==========================
Frequently Asked Questions
==========================

General Questions
=================

What is COLA?
-------------

COLA (COunterfactual explanations with Limited Actions) is a Python framework that refines counterfactual explanations by reducing the number of feature changes needed while maintaining the same outcome.

**Key benefits:**

- Reduces feature changes by 30-70%
- Works with any ML model
- Compatible with various CF explainers (DiCE, DisCount, Alibi, etc.)
- Provides rich visualizations

When should I use COLA?
------------------------

Use COLA when:

- You need **actionable** counterfactual explanations
- Users complain CFs require **too many changes**
- You want to provide **minimal action plans**
- You need to **compare** different CF methods
- You want **theoretically grounded** refinements

Installation & Setup
====================

How do I install COLA?
-----------------------

.. code-block:: bash

    pip install xai-cola

See :doc:`installation` for detailed instructions.

Which Python versions are supported?
-------------------------------------

Python 3.8 to 3.12 are supported.

Do I need PyTorch or TensorFlow?
---------------------------------

No, they're optional.
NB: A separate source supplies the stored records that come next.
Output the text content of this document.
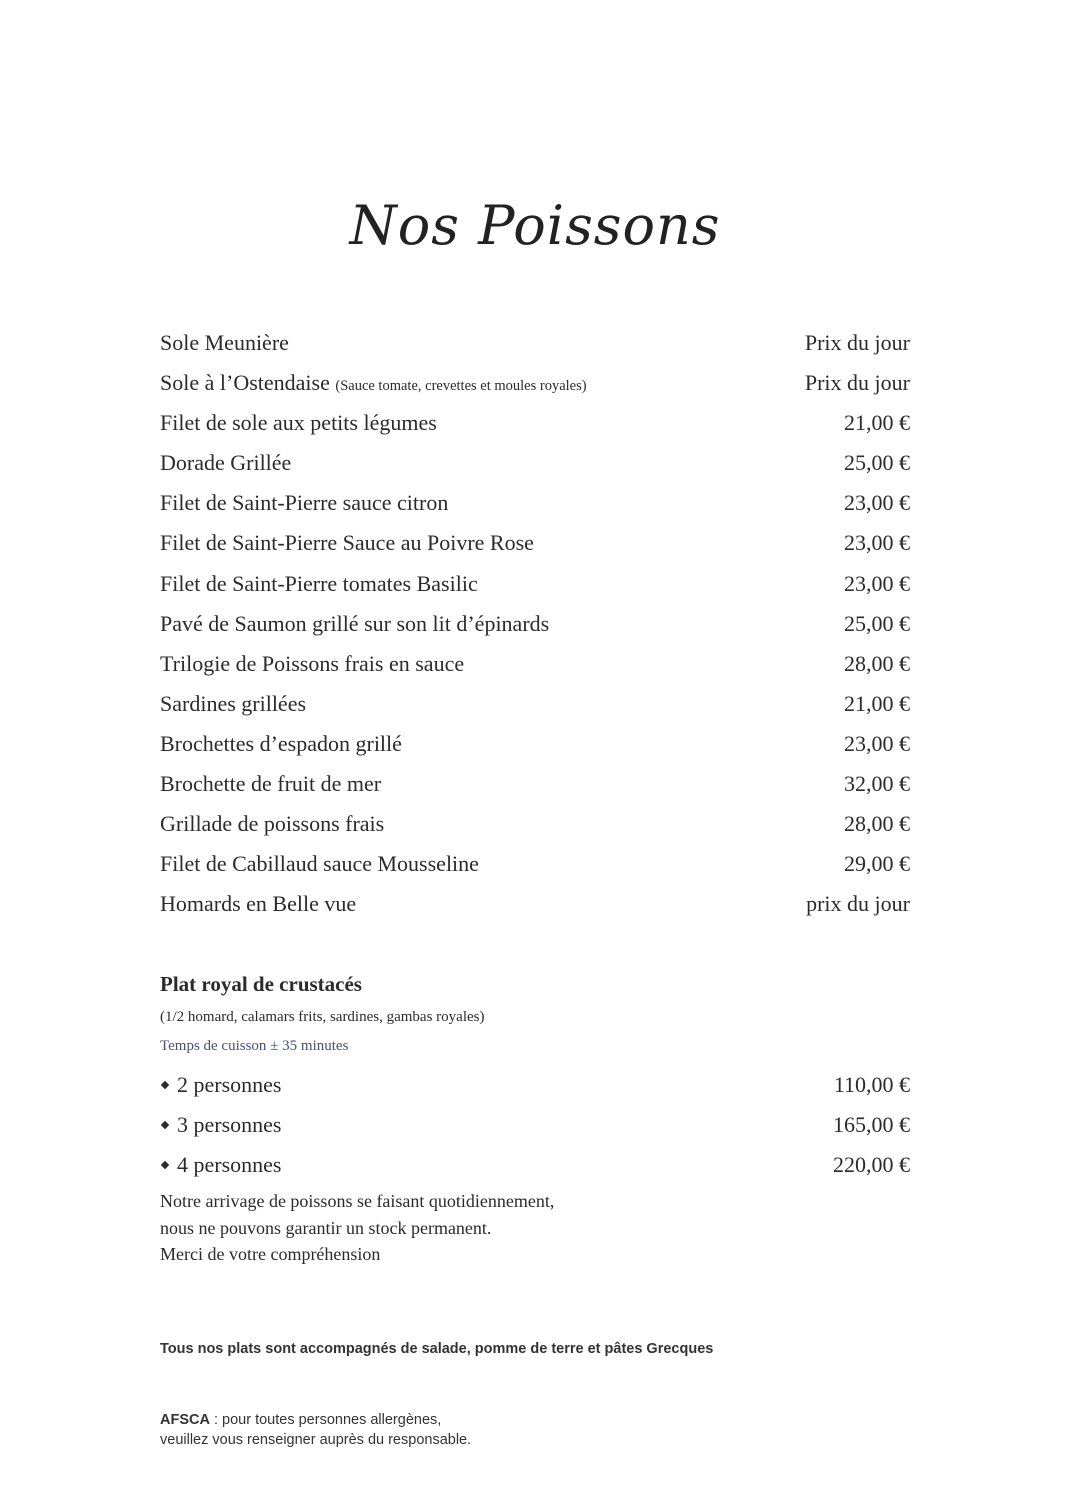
Nos Poissons
Sole Meunière	Prix du jour
Sole à l’Ostendaise (Sauce tomate, crevettes et moules royales)	Prix du jour
Filet de sole aux petits légumes	21,00 €
Dorade Grillée	25,00 €
Filet de Saint-Pierre sauce citron	23,00 €
Filet de Saint-Pierre Sauce au Poivre Rose	23,00 €
Filet de Saint-Pierre tomates Basilic	23,00 €
Pavé de Saumon grillé sur son lit d’épinards	25,00 €
Trilogie de Poissons frais en sauce	28,00 €
Sardines grillées	21,00 €
Brochettes d’espadon grillé	23,00 €
Brochette de fruit de mer	32,00 €
Grillade de poissons frais	28,00 €
Filet de Cabillaud sauce Mousseline	29,00 €
Homards en Belle vue	prix du jour
Plat royal de crustacés
(1/2 homard, calamars frits, sardines, gambas royales)
Temps de cuisson ± 35 minutes
2 personnes	110,00 €
3 personnes	165,00 €
4 personnes	220,00 €
Notre arrivage de poissons se faisant quotidiennement,
nous ne pouvons garantir un stock permanent.
Merci de votre compréhension
Tous nos plats sont accompagnés de salade, pomme de terre et pâtes Grecques
AFSCA : pour toutes personnes allergènes,
veuillez vous renseigner auprès du responsable.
COLA works with scikit-learn by default. Install PyTorch/TensorFlow only if you're using models from those frameworks.

Data & Models
=============

What data format does COLA accept?
-----------------------------------

COLA accepts:

- **Pandas DataFrame** (recommended)
- **NumPy arrays** (must provide column names)

.. code-block:: python

    # Option 1: DataFrame (easiest)
    data = COLAData(factual_data=df, label_column='target')

    # Option 2: NumPy array
    data = COLAData(
        factual_data=X,
        label_column='target',
        column_names=['feature1', 'feature2', 'target']
    )

Which ML frameworks are supported?
-----------------------------------

- ✅ **Scikit-learn** - All classifiers
- ✅ **PyTorch** - Neural networks
- ✅ **TensorFlow 1.x & 2.x** - Keras models
- ✅ **Any custom model** with ``predict()`` and ``predict_proba()`` methods

Can I use COLA with regression models?
---------------------------------------

Currently, COLA is designed for **classification** tasks only. Regression support is planned for future releases.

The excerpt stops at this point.